In its quest for enough electricity to power its data centers beyond the wind and solar it’s purchased for years, Google has backed next-generation small modular reactors, a nuclear fusion company, and just last week inked the world’s biggest hydropower deal.
Now the Alphabet-owned tech giant has signed its first commercial long-duration storage deal — which is also the data center industry’s first major contract for power from a carbon dioxide-based battery. As part of the deal, the Silicon Valley goliath is making a strategic investment in Energy Dome, the Italian startup seeking to mainstream the CO2 batteries.
Housing under a round, white dome that evokes the inflatable roofing that covers professional tennis tournaments, Energy Dome uses electricity to pump carbon dioxide into a compressor that heats and pressurizes the gas before turning it into a liquid. The liquefied carbon dioxide is then stored in carbon steel tanks. When energy is needed, an evaporator turns the liquid into pressurized gas.

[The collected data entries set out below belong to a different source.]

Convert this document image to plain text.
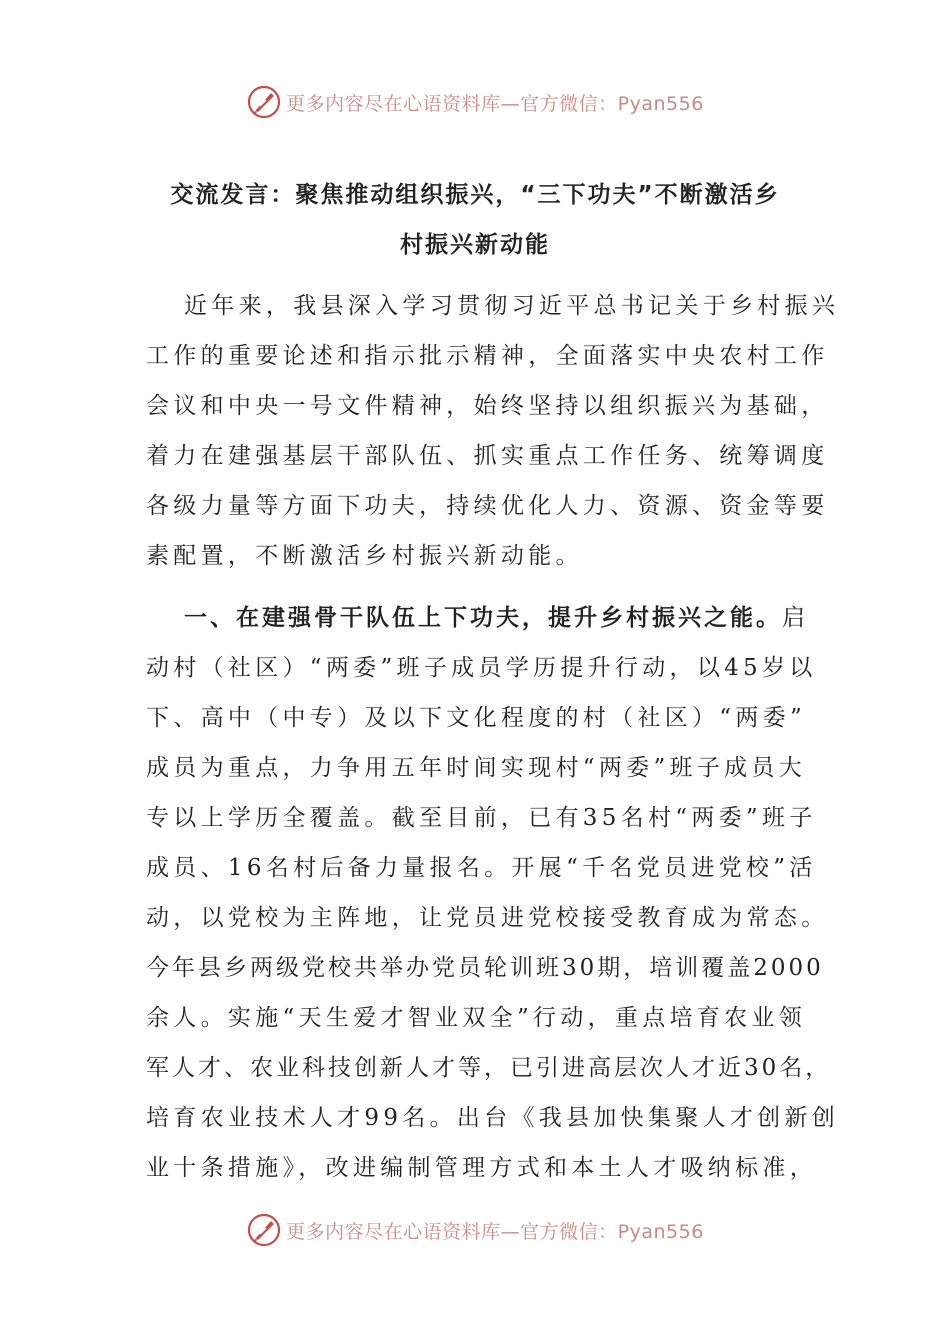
更多内容尽在心语资料库—官方微信：Pyan556
交流发言：聚焦推动组织振兴，“三下功夫”不断激活乡
村振兴新动能
近年来，我县深入学习贯彻习近平总书记关于乡村振兴
工作的重要论述和指示批示精神，全面落实中央农村工作
会议和中央一号文件精神，始终坚持以组织振兴为基础，
着力在建强基层干部队伍、抓实重点工作任务、统筹调度
各级力量等方面下功夫，持续优化人力、资源、资金等要
素配置，不断激活乡村振兴新动能。
一、在建强骨干队伍上下功夫，提升乡村振兴之能。启
动村（社区）“两委”班子成员学历提升行动，以45岁以
下、高中（中专）及以下文化程度的村（社区）“两委”
成员为重点，力争用五年时间实现村“两委”班子成员大
专以上学历全覆盖。截至目前，已有35名村“两委”班子
成员、16名村后备力量报名。开展“千名党员进党校”活
动，以党校为主阵地，让党员进党校接受教育成为常态。
今年县乡两级党校共举办党员轮训班30期，培训覆盖2000
余人。实施“天生爱才智业双全”行动，重点培育农业领
军人才、农业科技创新人才等，已引进高层次人才近30名，
培育农业技术人才99名。出台《我县加快集聚人才创新创
业十条措施》，改进编制管理方式和本土人才吸纳标准，
更多内容尽在心语资料库—官方微信：Pyan556
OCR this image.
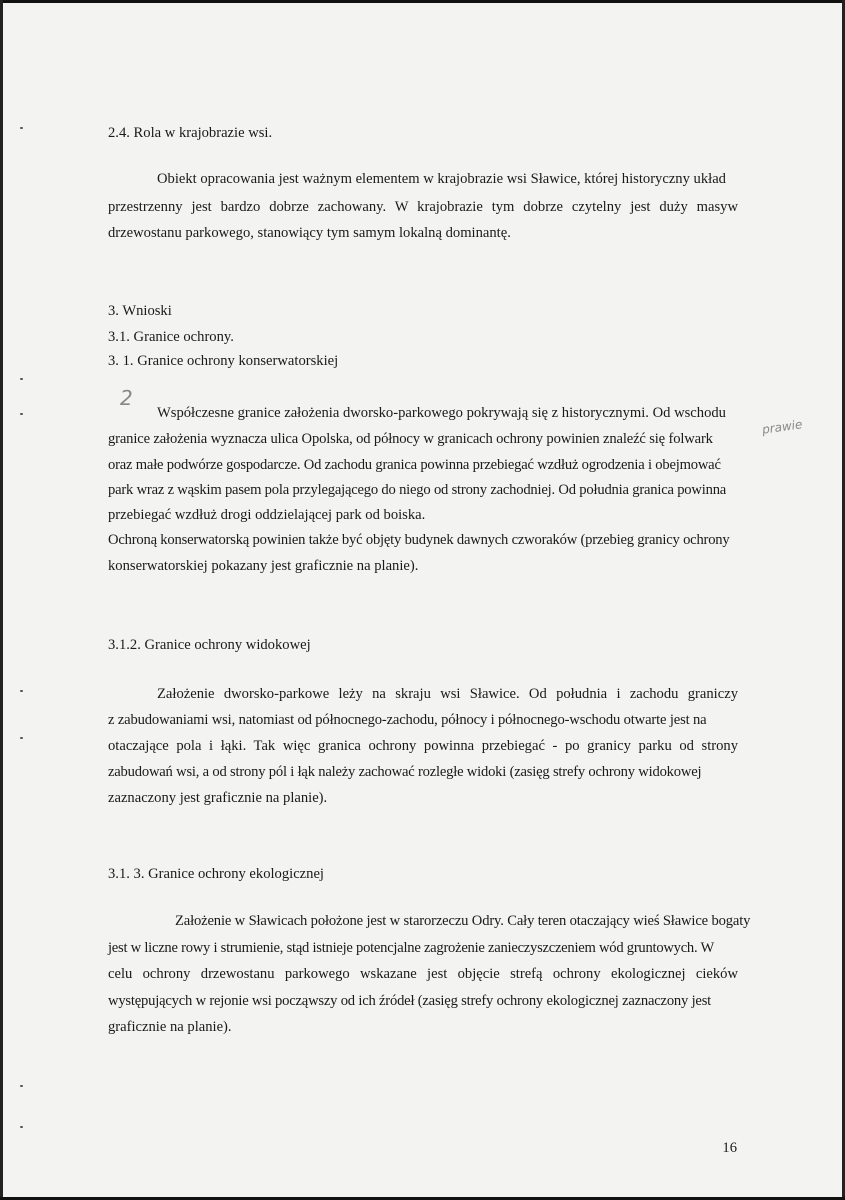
2.4. Rola w krajobrazie wsi.
Obiekt opracowania jest ważnym elementem w krajobrazie wsi Sławice, której historyczny układ
przestrzenny jest bardzo dobrze zachowany. W krajobrazie tym dobrze czytelny jest duży masyw
drzewostanu parkowego, stanowiący tym samym lokalną dominantę.
3. Wnioski
3.1. Granice ochrony.
3. 1. Granice ochrony konserwatorskiej
2
prawie
Współczesne granice założenia dworsko-parkowego pokrywają się z historycznymi. Od wschodu
granice założenia wyznacza ulica Opolska, od północy w granicach ochrony powinien znaleźć się folwark
oraz małe podwórze gospodarcze. Od zachodu granica powinna przebiegać wzdłuż ogrodzenia i obejmować
park wraz z wąskim pasem pola przylegającego do niego od strony zachodniej. Od południa granica powinna
przebiegać wzdłuż drogi oddzielającej park od boiska.
Ochroną konserwatorską powinien także być objęty budynek dawnych czworaków (przebieg granicy ochrony
konserwatorskiej pokazany jest graficznie na planie).
3.1.2. Granice ochrony widokowej
Założenie dworsko-parkowe leży na skraju wsi Sławice. Od południa i zachodu graniczy
z zabudowaniami wsi, natomiast od północnego-zachodu, północy i północnego-wschodu otwarte jest na
otaczające pola i łąki. Tak więc granica ochrony powinna przebiegać - po granicy parku od strony
zabudowań wsi, a od strony pól i łąk należy zachować rozległe widoki (zasięg strefy ochrony widokowej
zaznaczony jest graficznie na planie).
3.1. 3. Granice ochrony ekologicznej
Założenie w Sławicach położone jest w starorzeczu Odry. Cały teren otaczający wieś Sławice bogaty
jest w liczne rowy i strumienie, stąd istnieje potencjalne zagrożenie zanieczyszczeniem wód gruntowych. W
celu ochrony drzewostanu parkowego wskazane jest objęcie strefą ochrony ekologicznej cieków
występujących w rejonie wsi począwszy od ich źródeł (zasięg strefy ochrony ekologicznej zaznaczony jest
graficznie na planie).
16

Once reheated, it’s pumped through turbines to generate electricity continuously for between eight and 24 hours. Unlike a lithium battery, which loses power over time, the stored CO2 can maintain its power volumes for long periods.
The Google deal “aims to develop CO2 battery projects in all key geographical strategic areas, including in Europe, America and the Asia-Pacific region, with the goal of scaling up deployment at a rapid pace,” the companies said in a press release. A “pipeline of sites and projects has been identified,” which “are currently in development and contracting stages.”
Founded in 2020, Energy Dome is expanding its footprint quickly. The Italian startup signed a deal last October to build the first CO2 battery in the U.S.: a 20 MW pilot project in Wisconsin for Alliant Energy. In December, it inked an offtake agreement with the French utility Engie for its first pilot project in Sardinia. And in January, the startup made a deal to build its first 160 MW project in India.
A key part of the company’s pitch is affordability and potentially an easy path to financing.
“We took existing off-the-shelf components from established supply chains — that are readily available, cost-competitive, with performance guarantees, and with which banks are comfortable — and integrated those in a novel way,” Ben Potter, Energy Dome’s chief operating officer, told Latitude Media in January. “We’ve innovated on the process, not on the supply chain and the commercial side. We’re not reinventing the wheel.”
A spokesperson for Energy Dome declined to release the terms of the deal.
Editor’s note: This story was updated on July 25 to clarify the physics of how the Energy Dome system works.